8
votes

I have an XML that goes like this:

<?xml version="1.0" encoding="utf-8" ?>
<colors>
  <color index = "0">#FF0000</color>
  <color index = "1">#FF0200</color>
  <color index = "2">#FF0300</color>
  <color index = "3">#FF0500</color>
  [..]

I'm trying to select a node by its index:

XmlDocument ColorTable = new XmlDocument();
ColorTable.Load(HttpContext.Current.Server.MapPath("~/App_Data/ColorTable.xml"));
int percentage = 2;
string xpath = string.Format(@"//color[index={0}]", percentage.ToString());
//string xpath = string.Format(@"//color[index=""{0}""]", percentage.ToString());
//string xpath = string.Format(@"//color[index='{0}']", percentage.ToString());
var r = ColorTable.SelectSingleNode(xpath).Value;

I tried also the commented versions, but it does not return any result. Any suggestion?

2

2 Answers

18
votes

Use //color[@index='{0}'] instead. The @ sign means "attribute".

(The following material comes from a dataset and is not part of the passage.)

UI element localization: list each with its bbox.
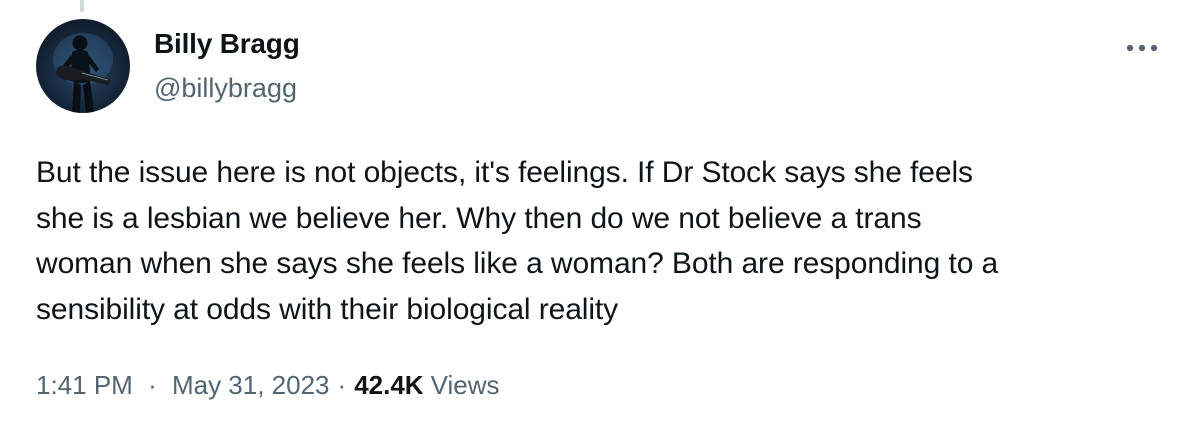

I note that you're using a verbatim string literal by the way - the @ sign at the start of the string. There's no need in this case - you don't have any backslashes in the string, and it's not multi-line. You also don't need to explicitly call ToString on percentage - it will be converted automatically.

string xpath = string.Format("//color[@index='{0}']", percentage);
9
votes

BTW, for those of us who doesn't speak native XPath, there are many online XPath "playgrounds" that allow you to write XML and XPath expression and see the results online.

Whenever I found myself in a "XPath hell" I usually go to those playgrounds and try various combination till I get my (needed) results, for some reason it works faster than writing C#/Python test program or even running those bloated so called XML editors.